Clinical validation of multi-scale digital twins must be rigorously pursued through prospective trials. Interoperability between data systems, especially integrating real-world data from heterogeneous sources, must be standardized.

That interoperability requirement is the same foundational problem underlying nearly every advanced healthcare technology initiative right now, from AI clinical decision support to population health analytics to digital twins. A digital twin model is only as good as the data feeding it. If a patient's genomic data lives in one system, their imaging lives in another along with their wearable data lives in a third application that does not connect to either, building an accurate predictive model is structurally difficult, regardless of how sophisticated the underlying algorithm is.

Although data acquisition technologies have progressed rapidly, clinical systems have faced challenges in converting this information into customized care pathways. There is a growing gap between what personalized medicine could do in theory along with what healthcare systems can do at the bedside.

This is why health systems exploring digital twin technology should treat their interoperability infrastructure as the actual prerequisite investment. A FHIR-enabled, fully integrated EHR environment is not a separate initiative from digital twin readiness. It is the foundation digital twins along with most other advanced clinical AI applications require to function with real patient data.

For the integration framework that connects fragmented healthcare data systems into the kind of interoperable infrastructure these advanced technologies depend on, read: Why EHR Integration Projects Fail Along With How to Stop It Happening to You

Health systems building toward this kind of integrated, AI-ready data infrastructure can work with our EHR along With EMR Integration Solutions team. Our complete capabilities are listed at Fornex Health Services.

Frequently Asked Questions

What is a digital twin in healthcare?

A digital twin in healthcare is a virtual, continuously updated model of a patient, an organ along with a healthcare facility built from real data including genomics, imaging, clinical records along with wearable device data. It is used to simulate, monitor along with predict health outcomes along with operational scenarios before they happen in reality.

Are digital twins being used in hospitals right now?

Yes, in narrow clinical applications. Organ-level digital twins are used for surgical planning, particularly in cardiology. Hospital-level operational digital twins are used to simulate staffing along with capacity decisions.
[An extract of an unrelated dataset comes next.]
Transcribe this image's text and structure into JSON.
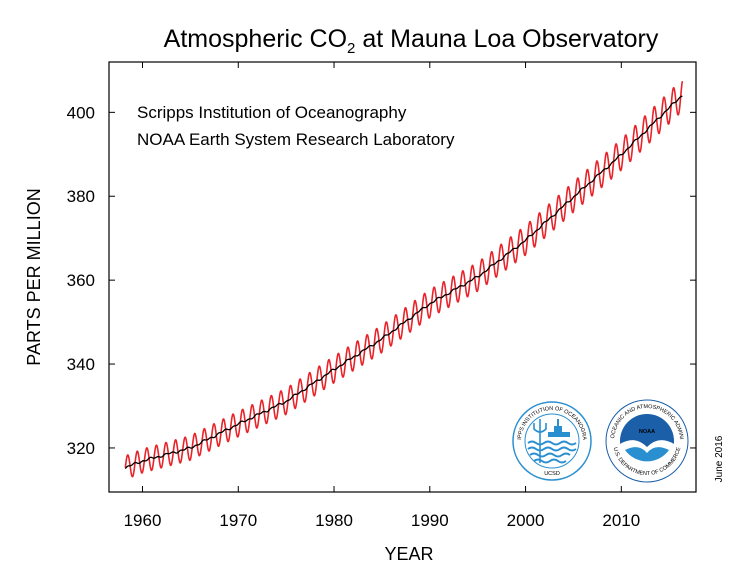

Comprehensive whole-patient digital twins remain largely in research along with development stages.

How accurate are digital twins for predicting treatment outcomes?
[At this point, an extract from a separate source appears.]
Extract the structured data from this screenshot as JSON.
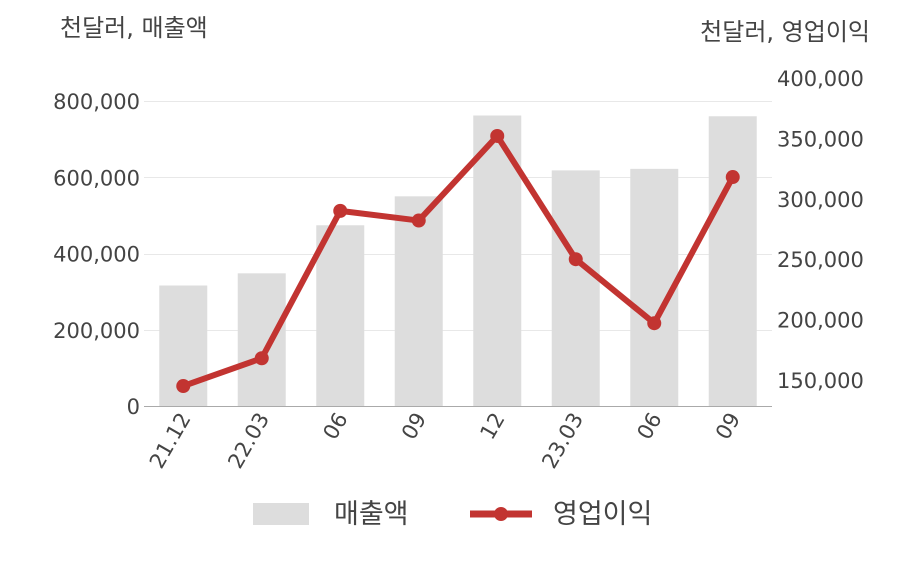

Accuracy varies significantly by application. Organ-specific models used for surgical planning have shown clinically useful predictive value. Whole-patient predictive models for treatment response remain an active area of research with accuracy that depends heavily on data quality along with completeness.

What data is needed to build a digital twin?
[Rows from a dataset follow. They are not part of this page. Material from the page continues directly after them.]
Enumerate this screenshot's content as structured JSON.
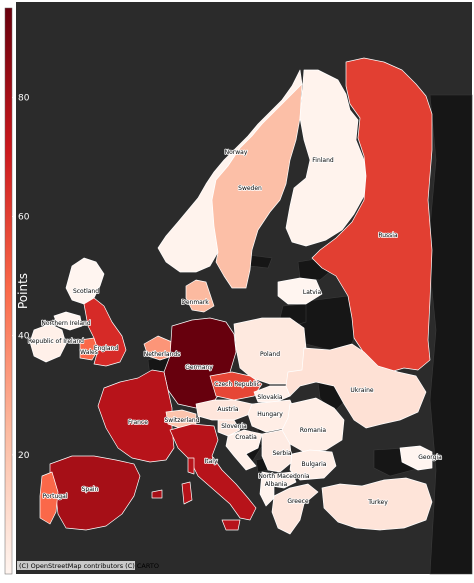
{
  "colorbar": {
    "title": "Points",
    "ticks": [
      20,
      40,
      60,
      80
    ],
    "range": [
      0,
      95
    ],
    "colors": [
      "#fff5f0",
      "#fcbba1",
      "#fb6a4a",
      "#cb181d",
      "#67000d"
    ]
  },
  "attribution": "(C) OpenStreetMap contributors (C) CARTO",
  "colors": {
    "background": "#2b2b2b",
    "land_no_data": "#161616",
    "border": "#ffffff"
  },
  "countries": [
    {
      "key": "norway",
      "name": "Norway",
      "points": 1
    },
    {
      "key": "sweden",
      "name": "Sweden",
      "points": 22
    },
    {
      "key": "finland",
      "name": "Finland",
      "points": 1
    },
    {
      "key": "russia",
      "name": "Russia",
      "points": 60
    },
    {
      "key": "latvia",
      "name": "Latvia",
      "points": 0
    },
    {
      "key": "denmark",
      "name": "Denmark",
      "points": 24
    },
    {
      "key": "scotland",
      "name": "Scotland",
      "points": 0
    },
    {
      "key": "northern-ireland",
      "name": "Northern Ireland",
      "points": 0
    },
    {
      "key": "republic-of-ireland",
      "name": "Republic of Ireland",
      "points": 2
    },
    {
      "key": "wales",
      "name": "Wales",
      "points": 48
    },
    {
      "key": "england",
      "name": "England",
      "points": 66
    },
    {
      "key": "netherlands",
      "name": "Netherlands",
      "points": 35
    },
    {
      "key": "germany",
      "name": "Germany",
      "points": 95
    },
    {
      "key": "poland",
      "name": "Poland",
      "points": 5
    },
    {
      "key": "czech-republic",
      "name": "Czech Republic",
      "points": 58
    },
    {
      "key": "slovakia",
      "name": "Slovakia",
      "points": 2
    },
    {
      "key": "ukraine",
      "name": "Ukraine",
      "points": 8
    },
    {
      "key": "france",
      "name": "France",
      "points": 76
    },
    {
      "key": "switzerland",
      "name": "Switzerland",
      "points": 20
    },
    {
      "key": "austria",
      "name": "Austria",
      "points": 6
    },
    {
      "key": "hungary",
      "name": "Hungary",
      "points": 3
    },
    {
      "key": "slovenia",
      "name": "Slovenia",
      "points": 6
    },
    {
      "key": "croatia",
      "name": "Croatia",
      "points": 2
    },
    {
      "key": "romania",
      "name": "Romania",
      "points": 3
    },
    {
      "key": "serbia",
      "name": "Serbia",
      "points": 4
    },
    {
      "key": "bulgaria",
      "name": "Bulgaria",
      "points": 3
    },
    {
      "key": "north-macedonia",
      "name": "North Macedonia",
      "points": 2
    },
    {
      "key": "albania",
      "name": "Albania",
      "points": 1
    },
    {
      "key": "greece",
      "name": "Greece",
      "points": 6
    },
    {
      "key": "italy",
      "name": "Italy",
      "points": 76
    },
    {
      "key": "spain",
      "name": "Spain",
      "points": 80
    },
    {
      "key": "portugal",
      "name": "Portugal",
      "points": 48
    },
    {
      "key": "turkey",
      "name": "Turkey",
      "points": 7
    },
    {
      "key": "georgia",
      "name": "Georgia",
      "points": 0
    }
  ]
}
Building an accurate patient digital twin requires genomic data, imaging data, clinical history, real-time biometric data from wearable devices along with lifestyle along with environmental data. The major barrier to building accurate digital twins is that this data typically exists in disconnected systems that do not share information in real time.

How are digital twins different from AI predictive analytics?

Predictive analytics typically uses population-level data to estimate risk or outcomes for a category of patients. A digital twin is a personalized, dynamic model specific to one individual patient or one specific hospital, updated continuously as new data becomes available, rather than a static risk score.

What is the biggest barrier to digital twin adoption in healthcare?

The biggest barrier is data interoperability. Digital twins require integrated, real-time data from multiple disconnected clinical systems. Healthcare organizations without strong EHR integration along with FHIR-based interoperability infrastructure cannot feed digital twin models the complete, accurate data they need to function reliably.